Os recursos usados pela diretora para dar ao seu trabalho o feitio de um longa-metragem são muito criativos, driblando os recursos limitados de produção. Ela usa, por exemplo, “back projection”, ou seja, projeção de cenários (no sentido teatral) ao fundo de planos em que uma pessoa está presente (especialmente Heitor). Assim é que se vêem imagens de diversos países, seja em campo aberto seja em ruas movimentadas. O personagem fala e surge, ou nitidamente sobre as cenas projetadas no fundo, ou em silhueta como se um filme estivesse sendo projetado e uma pessoa se levantasse da poltrona sobre o foco do projetor e a sua sombra ganhasse a tela. Este recurso dilui o que poderia ser um desfile monótono de falas ou de leitura.

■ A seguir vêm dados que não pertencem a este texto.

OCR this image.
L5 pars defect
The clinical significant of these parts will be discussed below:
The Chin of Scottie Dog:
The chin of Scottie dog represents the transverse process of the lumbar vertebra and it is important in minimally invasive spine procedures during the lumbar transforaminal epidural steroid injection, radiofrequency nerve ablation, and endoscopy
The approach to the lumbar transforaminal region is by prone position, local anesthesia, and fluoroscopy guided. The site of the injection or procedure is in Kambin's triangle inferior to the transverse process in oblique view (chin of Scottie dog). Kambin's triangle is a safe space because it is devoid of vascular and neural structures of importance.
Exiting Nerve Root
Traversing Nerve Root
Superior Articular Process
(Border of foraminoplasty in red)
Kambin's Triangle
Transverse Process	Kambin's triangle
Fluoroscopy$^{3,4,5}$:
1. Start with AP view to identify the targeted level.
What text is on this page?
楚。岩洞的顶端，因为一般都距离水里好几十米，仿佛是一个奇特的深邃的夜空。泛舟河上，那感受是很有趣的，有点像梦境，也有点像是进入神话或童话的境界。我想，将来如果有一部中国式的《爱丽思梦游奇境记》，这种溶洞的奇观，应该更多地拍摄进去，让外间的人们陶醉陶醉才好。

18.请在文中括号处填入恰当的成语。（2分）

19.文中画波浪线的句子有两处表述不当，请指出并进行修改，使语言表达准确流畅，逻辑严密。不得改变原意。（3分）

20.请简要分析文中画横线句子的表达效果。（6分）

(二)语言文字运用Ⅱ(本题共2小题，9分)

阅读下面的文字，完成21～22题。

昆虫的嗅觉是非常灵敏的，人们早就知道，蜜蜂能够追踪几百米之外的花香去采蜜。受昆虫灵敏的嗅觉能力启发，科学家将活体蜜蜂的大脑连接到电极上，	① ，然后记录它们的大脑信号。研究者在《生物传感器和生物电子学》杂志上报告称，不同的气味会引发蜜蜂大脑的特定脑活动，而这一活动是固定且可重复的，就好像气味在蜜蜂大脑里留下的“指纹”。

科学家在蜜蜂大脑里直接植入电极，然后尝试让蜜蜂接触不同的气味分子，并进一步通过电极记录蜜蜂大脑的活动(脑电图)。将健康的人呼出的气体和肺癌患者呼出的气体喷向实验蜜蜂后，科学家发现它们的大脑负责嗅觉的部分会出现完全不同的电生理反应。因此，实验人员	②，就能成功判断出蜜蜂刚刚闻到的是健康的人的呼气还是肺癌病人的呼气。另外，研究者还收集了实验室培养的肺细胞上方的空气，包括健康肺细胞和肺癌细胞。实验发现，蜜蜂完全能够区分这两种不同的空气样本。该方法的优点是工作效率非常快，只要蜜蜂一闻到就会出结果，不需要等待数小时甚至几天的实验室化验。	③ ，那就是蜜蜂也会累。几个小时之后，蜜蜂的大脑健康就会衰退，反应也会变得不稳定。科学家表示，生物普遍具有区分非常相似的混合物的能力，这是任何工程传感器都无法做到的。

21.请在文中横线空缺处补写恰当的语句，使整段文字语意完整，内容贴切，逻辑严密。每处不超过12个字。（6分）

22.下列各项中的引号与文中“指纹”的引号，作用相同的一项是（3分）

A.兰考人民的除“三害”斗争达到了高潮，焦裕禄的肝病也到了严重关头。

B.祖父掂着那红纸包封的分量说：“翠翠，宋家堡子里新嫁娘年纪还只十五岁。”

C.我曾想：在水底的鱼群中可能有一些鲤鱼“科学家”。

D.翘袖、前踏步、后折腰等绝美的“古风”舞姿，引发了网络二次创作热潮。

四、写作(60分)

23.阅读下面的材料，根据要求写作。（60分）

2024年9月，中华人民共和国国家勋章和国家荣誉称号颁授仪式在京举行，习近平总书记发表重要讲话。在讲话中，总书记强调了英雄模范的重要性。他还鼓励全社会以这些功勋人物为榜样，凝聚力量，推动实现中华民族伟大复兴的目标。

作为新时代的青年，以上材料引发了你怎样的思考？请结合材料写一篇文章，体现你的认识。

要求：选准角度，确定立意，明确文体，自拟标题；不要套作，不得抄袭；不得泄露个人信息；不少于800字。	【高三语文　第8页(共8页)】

Premiado em Paulínia e Gramado, o novo documentário de Lucia Murat transmite a emoção que ela desejou que se registrasse de um drama particular. E por ser isso, um drama particular, não quer dizer que seja um “álbum de família” ou um assunto pertinente às pessoas envolvidas (ou gravadas). A mim pareceu um registro amplo e bem feito de um fato global, um quadro histórico que a autora está registrando em seu cinema. Trata-se de mostrar em imagens as marcas de quem viveu e sobreviveu num tempo que deixou sequelas físicas no corpo das pessoas, mas não destruiu nem as idéias nem o afeto que unia aquela família, em especial, os três irmãos.

O filme foi projetado no segundo dia da Mostra Amazônia Doc 3 de forma digital. Um processo prático que poderia ficar no velho Olympia como um presente necessário ao seu aniversário recordista (100 anos). Quem não assitiu ao filme de Lucia Murat vai ter que esperar o DVD.